PBL Project: Oberon Rocks

Students of Oberon High school are using PBL to explore their local area.

Mark Armstrong, who works in the TAS faculty at Oberon High School (OHS), shares his experiences in co-designing and delivering the Year 7 PBL project titled ‘Oberon rocks’, which sees students combine science and geography to explore what makes their local landforms so amazing. He also examines the value of embedding community participation in PBL and continued professional development.

Oberon Rocks

  • Target Year level: Year 7
  • Target Subjects: Science & Geography
  • Driving Question: What makes our local landforms so amazing?
  • Hook event: Excursion to Jenolan Caves and Kanangra Walls.

Project Summary: Students were tasked to take on the role of designing and producing information media for one of two local landforms in the Oberon area. These being Jenolan Caves or Kanangra Walls. The media they produced was to focus on a value that the landform has to the environment or society and be presented to reflect the needs of the appropriate audience. The information was also to include maps, directions and relevant information for the target audience. Through this process students learnt about how each attraction has formed and how this allows its current use. The students had access to expertise from local organisations including Oberon Council, National Parks & Wildlife Service and Jenolan Caves. The students’ media was to be appropriate to display in the community and available to access in the offices of the organisation/s above. The exhibition of learning and projects was scheduled at a launch event held in the relevant organisation.

Showcase event: Students exhibited their work at the local visitors’ centre and the National Parks & Wildlife Service’s office. The Mayor, General Manager and tourism staff attended the presentation as well as parents and community members.

 

Utilising professional development

Oberon High School has undertaken and completed two project based activities with year 7. The first was underway during the UTS Project Based Learning workshop (May 2017) and the second commenced and completed after. The things the school did differently from the previous project was spend time with the staff delivering planning and organising the project prior to commencement. The school utilised more effectively the planning tools provided in the UTS training and deliberated over the project’s purpose and each faculty and teacher’s role. The driving question was a major focus for teachers, making sure it would allow the students the scope to show their talents and creativity while ensuring it fitted the curriculum.

The school also ran staff development sessions on creating driving questions for a range of scenarios and utilised the material from the UTS workshop. This was crucial to the success of the project. The project itself allowed a lot of choice for students to create whilst still utilising the school curriculum. All staff were engaged and committed and took on roles within the project development and delivery. All staff were positive about the process and enjoyed the chance to plan learning with other staff and commented that they thought this process invaluable.

Challenges in the planning and implementation of Oberon Rocks

There have been quite a few challenges implementing project based learning into school learning. The challenges vary from staff acceptance and buy in to organisation within the school timetable, meeting requirements for the Board of Studies and Principal sign off, as well as student engagement and acceptance of this type of learning.

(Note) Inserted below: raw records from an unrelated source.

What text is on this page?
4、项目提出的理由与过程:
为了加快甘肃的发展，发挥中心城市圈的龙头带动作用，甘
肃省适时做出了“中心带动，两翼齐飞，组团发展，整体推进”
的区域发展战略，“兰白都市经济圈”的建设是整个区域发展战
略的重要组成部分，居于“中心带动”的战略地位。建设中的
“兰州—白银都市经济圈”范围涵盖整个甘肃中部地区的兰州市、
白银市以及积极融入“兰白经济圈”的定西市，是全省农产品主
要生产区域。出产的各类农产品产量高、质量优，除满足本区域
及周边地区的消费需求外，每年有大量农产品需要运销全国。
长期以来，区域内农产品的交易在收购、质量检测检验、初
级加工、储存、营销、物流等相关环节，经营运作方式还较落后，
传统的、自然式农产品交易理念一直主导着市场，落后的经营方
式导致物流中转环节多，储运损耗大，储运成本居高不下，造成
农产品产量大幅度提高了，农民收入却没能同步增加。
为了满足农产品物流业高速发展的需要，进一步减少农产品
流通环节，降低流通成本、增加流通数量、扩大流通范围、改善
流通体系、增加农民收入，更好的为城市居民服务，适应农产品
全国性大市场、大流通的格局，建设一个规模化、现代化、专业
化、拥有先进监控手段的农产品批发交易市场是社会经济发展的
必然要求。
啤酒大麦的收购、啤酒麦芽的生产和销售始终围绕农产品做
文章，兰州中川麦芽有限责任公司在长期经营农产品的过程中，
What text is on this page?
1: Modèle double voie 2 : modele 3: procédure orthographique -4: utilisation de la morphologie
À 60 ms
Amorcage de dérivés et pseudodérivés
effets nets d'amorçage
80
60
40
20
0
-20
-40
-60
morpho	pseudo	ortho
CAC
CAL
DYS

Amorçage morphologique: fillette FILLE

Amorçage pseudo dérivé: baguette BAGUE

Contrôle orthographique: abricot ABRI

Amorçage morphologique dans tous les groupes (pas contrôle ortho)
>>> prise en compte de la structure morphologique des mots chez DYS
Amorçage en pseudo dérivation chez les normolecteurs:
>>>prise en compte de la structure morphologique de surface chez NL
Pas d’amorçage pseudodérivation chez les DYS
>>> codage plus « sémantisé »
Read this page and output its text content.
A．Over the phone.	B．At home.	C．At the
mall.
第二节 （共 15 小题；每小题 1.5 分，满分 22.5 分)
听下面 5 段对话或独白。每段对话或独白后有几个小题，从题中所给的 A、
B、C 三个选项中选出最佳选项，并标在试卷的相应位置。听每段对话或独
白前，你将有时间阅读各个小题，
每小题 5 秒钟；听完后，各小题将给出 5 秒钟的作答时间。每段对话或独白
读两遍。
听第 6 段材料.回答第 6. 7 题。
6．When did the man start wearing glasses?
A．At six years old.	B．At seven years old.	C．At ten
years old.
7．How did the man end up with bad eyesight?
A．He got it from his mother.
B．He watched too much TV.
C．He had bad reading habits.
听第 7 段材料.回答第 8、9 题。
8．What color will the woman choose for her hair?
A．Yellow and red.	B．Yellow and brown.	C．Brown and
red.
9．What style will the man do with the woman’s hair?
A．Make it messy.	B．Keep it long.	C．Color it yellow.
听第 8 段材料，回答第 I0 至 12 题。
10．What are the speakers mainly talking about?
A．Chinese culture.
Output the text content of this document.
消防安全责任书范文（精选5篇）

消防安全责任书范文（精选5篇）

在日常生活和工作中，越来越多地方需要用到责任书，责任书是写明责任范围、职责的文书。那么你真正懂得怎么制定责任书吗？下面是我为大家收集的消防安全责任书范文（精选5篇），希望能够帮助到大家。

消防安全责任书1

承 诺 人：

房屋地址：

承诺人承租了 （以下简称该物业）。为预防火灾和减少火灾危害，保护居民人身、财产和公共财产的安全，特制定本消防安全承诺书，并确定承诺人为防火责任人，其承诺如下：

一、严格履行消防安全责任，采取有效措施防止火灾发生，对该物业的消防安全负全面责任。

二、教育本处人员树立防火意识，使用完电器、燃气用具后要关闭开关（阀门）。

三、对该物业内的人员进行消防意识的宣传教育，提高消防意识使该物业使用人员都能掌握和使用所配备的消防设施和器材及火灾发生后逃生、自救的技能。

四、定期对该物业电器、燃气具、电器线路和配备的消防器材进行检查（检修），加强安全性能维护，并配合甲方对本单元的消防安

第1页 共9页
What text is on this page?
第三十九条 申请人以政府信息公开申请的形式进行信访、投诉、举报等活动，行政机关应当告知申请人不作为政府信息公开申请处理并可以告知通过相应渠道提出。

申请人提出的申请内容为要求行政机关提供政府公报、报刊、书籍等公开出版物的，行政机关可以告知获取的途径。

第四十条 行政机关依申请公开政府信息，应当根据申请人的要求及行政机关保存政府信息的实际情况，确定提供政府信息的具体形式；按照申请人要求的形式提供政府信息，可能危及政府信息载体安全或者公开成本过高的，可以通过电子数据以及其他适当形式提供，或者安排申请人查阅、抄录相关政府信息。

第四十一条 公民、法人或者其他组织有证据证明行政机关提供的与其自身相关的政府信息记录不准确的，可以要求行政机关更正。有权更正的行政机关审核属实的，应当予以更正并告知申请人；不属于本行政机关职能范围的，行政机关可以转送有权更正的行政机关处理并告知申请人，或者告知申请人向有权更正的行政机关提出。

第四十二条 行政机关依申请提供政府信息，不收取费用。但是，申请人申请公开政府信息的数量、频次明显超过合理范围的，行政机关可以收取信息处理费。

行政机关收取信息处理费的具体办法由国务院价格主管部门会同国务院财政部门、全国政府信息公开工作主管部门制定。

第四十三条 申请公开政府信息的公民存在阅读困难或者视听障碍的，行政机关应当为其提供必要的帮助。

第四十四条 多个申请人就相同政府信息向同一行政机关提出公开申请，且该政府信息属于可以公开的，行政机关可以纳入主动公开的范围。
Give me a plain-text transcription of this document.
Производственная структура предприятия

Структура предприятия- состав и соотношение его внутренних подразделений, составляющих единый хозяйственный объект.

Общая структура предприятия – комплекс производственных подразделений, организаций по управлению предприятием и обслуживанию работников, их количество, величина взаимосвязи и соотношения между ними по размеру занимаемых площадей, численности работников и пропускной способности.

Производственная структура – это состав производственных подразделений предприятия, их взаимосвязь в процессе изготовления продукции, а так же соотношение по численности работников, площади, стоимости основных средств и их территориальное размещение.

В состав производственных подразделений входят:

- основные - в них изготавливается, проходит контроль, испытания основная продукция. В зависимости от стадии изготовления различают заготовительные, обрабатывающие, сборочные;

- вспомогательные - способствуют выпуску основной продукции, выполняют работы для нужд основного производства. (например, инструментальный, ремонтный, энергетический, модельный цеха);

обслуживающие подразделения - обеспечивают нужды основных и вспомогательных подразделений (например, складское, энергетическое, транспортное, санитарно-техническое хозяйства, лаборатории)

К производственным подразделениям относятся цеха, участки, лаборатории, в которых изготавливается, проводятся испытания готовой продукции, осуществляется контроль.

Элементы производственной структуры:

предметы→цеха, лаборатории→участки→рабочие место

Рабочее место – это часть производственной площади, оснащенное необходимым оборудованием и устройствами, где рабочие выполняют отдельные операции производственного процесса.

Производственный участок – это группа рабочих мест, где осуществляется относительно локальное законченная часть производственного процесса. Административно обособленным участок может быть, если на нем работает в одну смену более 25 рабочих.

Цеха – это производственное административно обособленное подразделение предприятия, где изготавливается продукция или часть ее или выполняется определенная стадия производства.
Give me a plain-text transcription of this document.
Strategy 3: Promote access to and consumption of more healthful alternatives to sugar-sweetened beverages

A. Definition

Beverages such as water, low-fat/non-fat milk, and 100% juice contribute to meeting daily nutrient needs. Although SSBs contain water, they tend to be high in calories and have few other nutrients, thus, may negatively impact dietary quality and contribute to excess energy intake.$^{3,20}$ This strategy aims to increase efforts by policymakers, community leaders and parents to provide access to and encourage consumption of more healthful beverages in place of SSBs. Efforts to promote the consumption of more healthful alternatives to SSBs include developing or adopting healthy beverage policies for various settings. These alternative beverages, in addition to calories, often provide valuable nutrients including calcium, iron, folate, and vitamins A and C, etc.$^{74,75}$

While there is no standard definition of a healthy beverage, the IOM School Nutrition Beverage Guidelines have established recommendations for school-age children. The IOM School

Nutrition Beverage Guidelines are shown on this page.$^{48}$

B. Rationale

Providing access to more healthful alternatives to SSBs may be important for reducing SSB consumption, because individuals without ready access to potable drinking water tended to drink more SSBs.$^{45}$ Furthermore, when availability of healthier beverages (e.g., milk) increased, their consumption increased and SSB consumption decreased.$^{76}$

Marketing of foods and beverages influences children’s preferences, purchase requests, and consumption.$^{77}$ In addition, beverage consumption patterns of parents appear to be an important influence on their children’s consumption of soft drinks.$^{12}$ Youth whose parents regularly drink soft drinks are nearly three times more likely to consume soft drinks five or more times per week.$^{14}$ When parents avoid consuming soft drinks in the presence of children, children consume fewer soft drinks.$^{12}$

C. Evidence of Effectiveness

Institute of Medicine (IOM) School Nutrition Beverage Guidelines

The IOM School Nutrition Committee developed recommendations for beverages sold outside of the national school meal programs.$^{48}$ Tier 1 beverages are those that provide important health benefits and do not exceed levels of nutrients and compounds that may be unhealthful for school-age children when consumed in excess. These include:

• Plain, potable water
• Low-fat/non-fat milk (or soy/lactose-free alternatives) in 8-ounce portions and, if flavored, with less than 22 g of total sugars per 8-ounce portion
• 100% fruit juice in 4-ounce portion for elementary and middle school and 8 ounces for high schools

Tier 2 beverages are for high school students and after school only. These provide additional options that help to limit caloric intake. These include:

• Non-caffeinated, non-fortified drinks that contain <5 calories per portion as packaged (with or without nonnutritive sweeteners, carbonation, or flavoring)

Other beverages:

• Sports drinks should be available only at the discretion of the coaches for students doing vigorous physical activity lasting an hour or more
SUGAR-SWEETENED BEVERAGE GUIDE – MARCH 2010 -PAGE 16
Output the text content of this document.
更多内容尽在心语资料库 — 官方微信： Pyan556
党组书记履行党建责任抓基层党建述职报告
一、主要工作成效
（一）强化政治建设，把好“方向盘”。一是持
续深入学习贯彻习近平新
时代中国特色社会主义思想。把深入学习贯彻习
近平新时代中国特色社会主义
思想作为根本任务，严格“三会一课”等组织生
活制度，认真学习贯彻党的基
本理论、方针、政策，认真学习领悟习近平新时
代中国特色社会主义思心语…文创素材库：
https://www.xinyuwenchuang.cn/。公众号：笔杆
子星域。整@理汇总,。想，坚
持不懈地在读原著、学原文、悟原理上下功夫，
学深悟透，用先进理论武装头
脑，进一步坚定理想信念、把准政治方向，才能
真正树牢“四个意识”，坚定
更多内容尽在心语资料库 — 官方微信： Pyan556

Teaching staff still struggle with covering curriculum and see this as an add-on as opposed to built-in. The projects have been implemented whilst teachers are still covering existing programs and this seems like double the workload. However, the teachers who have been involved are beginning to see the benefits of PBL and are preparing for the future.

Timetable and continuity of learning has presented some problems. The school timetable was not changed although certain periods were assigned to PBL and these lessons allowed all teachers to be involved. The feeling is that the program would be improved with a more flexible timetable. However, the school has allowed time for variations for the hook event as well as the presentation. The biggest drawback is that other teachers are not really able to come and see what is happening or be involved as they are on regular timetabled classes. These options are being explored for the future.

Whilst students have generally been engaged in the project some seem to struggle with the independent opportunities it provides. They seem to be programmed to the traditional model where they are comfortable doing as instructed. But this is the purpose of PBL and we feel that we are making headway in this area and will expand the projects to cover both year 7 and 8 next year.

Enablers in the planning and implementation of Oberon Rocks

Staff development sessions that highlight the benefits of this type of learning have played a major role in PBL gaining traction. Staff willing to try and develop new learning activities and improve their own teaching skills and knowledge. The senior executive has also been willing to allow it to happen and evaluate the benefits of it.

We have also had very positive interest from the community particularly in the Oberon Rocks project, which involved a number of local organisations and local government. We have also had positive feedback and encouragement from the parent community.

Top PBL tips

Undertake some professional development on the theory of the learning (watching the film ‘Most Likely to Succeed’ is a great place to begin). Use the tools provided by the Buck institute for planning and spend a fair amount of time in this phase working out what you hope to achieve and how it will benefit and engage the students.

Get creative, utilise staff who are willing to try different strategies and enjoy the challenge, work collaboratively and set up a structure that allows them all to contribute and feel valued. Look for real world opportunities that students are interested in and allow them to be creative in their work as well.

 

 

By Mark Armstrong. Mark Armstrong works in the TAS faculty at Oberon High School.